Jobless claims were projected to decrease from 399,000 initially reported for the prior week, according to the Bloomberg survey. Estimates ranged from 363,000 to 405,000. The Labor Department revised the previous week's figure up to 402,000.
Last week's drop was the biggest since September 2005, when claims first surged then plunged in the aftermath of Hurricane Katrina.
“Volatility at this time of year is fairly common,” the Labor Department spokesman said as the data was released. Claims tend to jump around during holidays as the government has difficulties adjusting the data for seasonal swings in employment. It's more important to track the moving average in such times, the spokesman said.
The four-week moving average, a less volatile measure than the weekly figures, decreased to 379,000 last week from 382,500.
The number of people continuing to receive jobless benefits dropped by 215,000 in the week ended Jan. 7 to 3.43 million.
Extended Benefits
The continuing claims figure does not include the number of Americans receiving extended benefits under federal programs.
Those who've used up their traditional benefits and are now collecting emergency and extended payments increased by about 105,200 to 3.56 million in the week ended Dec. 31.
The unemployment rate among people eligible for benefits, which tends to track the jobless rate, fell to 2.7 percent, the lowest since September 2008, today's report showed.
Thirty-seven states and territories reported an increase in claims, while 16 reported a decrease. These data are reported with a one-week lag.

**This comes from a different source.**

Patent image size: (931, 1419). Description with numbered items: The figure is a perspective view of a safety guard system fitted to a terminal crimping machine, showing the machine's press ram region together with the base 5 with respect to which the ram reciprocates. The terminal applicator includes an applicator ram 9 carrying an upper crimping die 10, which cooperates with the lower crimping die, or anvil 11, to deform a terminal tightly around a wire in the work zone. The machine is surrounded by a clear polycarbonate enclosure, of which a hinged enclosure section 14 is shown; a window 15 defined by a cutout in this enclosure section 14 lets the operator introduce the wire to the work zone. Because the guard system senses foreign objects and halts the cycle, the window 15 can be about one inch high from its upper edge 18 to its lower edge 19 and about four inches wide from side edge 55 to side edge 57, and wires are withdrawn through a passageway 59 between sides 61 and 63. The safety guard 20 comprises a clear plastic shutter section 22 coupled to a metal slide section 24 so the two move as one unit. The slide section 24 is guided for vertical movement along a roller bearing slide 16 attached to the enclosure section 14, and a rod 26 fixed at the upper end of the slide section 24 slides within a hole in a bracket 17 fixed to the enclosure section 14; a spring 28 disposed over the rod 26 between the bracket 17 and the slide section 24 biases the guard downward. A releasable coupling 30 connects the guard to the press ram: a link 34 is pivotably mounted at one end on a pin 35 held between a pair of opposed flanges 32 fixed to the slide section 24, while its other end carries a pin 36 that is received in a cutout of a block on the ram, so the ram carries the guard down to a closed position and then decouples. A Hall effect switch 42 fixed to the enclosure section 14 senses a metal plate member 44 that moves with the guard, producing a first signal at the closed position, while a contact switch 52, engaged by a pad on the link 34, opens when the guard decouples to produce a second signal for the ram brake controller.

Initial jobless claims reflect weekly firings and tend to fall as job growth — measured by the monthly non-farm payrolls report — accelerates.
Payrolls climbed by 200,000 workers in December after rising by 100,000 the prior month, and the jobless rate fell to 8.5 percent, the lowest level in almost three years, Labor Department figures showed on Jan. 6.

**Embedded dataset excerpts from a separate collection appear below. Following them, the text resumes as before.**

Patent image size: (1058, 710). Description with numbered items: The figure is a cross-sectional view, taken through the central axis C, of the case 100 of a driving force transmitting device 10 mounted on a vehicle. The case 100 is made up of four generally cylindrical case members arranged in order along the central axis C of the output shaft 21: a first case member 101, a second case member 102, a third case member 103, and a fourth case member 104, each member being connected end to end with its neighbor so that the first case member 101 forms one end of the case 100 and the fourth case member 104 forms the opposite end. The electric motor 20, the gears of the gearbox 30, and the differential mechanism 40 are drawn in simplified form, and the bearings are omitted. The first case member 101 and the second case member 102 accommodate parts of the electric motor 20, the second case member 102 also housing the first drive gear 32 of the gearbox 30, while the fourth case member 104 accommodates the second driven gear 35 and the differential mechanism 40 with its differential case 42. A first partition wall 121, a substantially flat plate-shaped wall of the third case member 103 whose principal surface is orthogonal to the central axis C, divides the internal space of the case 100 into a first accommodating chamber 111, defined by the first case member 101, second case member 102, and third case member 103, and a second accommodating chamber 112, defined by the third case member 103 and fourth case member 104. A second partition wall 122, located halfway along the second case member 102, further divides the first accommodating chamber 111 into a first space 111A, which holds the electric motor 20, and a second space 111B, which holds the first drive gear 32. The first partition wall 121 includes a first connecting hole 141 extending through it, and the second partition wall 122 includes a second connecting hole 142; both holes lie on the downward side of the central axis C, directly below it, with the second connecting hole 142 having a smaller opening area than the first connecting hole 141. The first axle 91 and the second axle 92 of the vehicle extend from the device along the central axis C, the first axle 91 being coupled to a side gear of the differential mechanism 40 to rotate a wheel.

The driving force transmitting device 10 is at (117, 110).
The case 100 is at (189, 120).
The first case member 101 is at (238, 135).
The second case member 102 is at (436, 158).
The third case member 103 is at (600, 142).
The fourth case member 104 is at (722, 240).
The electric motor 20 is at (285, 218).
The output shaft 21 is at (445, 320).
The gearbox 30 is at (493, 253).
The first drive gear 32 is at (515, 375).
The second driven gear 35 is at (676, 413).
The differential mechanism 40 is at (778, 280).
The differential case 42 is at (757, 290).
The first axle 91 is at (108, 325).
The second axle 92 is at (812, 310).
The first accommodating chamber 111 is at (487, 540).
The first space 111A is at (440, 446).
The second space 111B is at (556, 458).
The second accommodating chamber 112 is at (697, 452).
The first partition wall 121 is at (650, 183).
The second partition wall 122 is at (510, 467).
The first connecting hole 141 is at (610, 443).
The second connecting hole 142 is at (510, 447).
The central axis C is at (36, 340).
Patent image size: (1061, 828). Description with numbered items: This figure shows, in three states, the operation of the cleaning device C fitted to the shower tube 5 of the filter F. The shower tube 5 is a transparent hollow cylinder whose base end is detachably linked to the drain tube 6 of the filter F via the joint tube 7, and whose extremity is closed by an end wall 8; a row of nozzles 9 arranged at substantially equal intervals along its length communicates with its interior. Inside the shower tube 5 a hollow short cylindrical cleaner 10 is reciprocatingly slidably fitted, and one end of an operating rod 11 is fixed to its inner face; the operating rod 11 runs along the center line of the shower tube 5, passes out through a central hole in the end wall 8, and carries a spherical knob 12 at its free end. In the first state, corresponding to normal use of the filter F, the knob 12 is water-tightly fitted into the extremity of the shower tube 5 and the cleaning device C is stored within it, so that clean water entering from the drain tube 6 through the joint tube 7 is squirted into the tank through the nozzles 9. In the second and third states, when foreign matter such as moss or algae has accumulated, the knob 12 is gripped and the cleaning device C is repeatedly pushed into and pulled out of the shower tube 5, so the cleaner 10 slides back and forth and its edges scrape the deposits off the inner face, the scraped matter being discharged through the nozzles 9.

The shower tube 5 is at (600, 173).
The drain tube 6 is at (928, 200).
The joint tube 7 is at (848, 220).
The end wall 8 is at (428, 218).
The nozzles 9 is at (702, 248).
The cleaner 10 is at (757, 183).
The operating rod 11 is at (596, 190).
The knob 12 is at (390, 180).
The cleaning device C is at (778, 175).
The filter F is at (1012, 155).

Banks are among companies still trimming staff. PNC Financial Services Group Inc., the sixth-largest U.S. bank by deposits, will cut 621 jobs in North Carolina and reassign some of the affected employees after buying Royal Bank of Canada's U.S. assets.
The lender will redeploy a “significant number” of the people, Fred Solomon, spokesman for the Pittsburgh-based bank, said in a phone interview this week. After the deal is completed, PNC expects to add jobs including corporate bankers and asset managers, he said.
Kraft Foods Inc., the food company planning to split in two this year, said it would eliminate 1,600 jobs in North America this year, about 40 percent of them as a result of reorganizing U.S. sales, the Northfield, Illinois-based company said this week in a statement.
Some manufacturers are hiring. The Elgin, Illinois, based-U.S. unit of Germany's Harting Deutschland GmbH, a maker of industrial connectors, will probably hire 20 people this year after doubling the workforce to 120 since the recession, Chief Executive Officer Rolf Meyer said.
“We have a couple of large orders that we're negotiating on in the broadcast and medical industries, and these will likely hit in the next five or six months,” said Meyer, who, supplies customers such as General Electric Co. and Siemens AG.
The economy “expanded at a modest to moderate pace” from late November through the end of December, while most industries saw “limited permanent hiring,” the Federal Reserve said in its Beige Book anecdotal business survey released last week. “The combination of limited permanent hiring in most sectors and numerous active job seekers has continued to keep a lid on general wage increases.”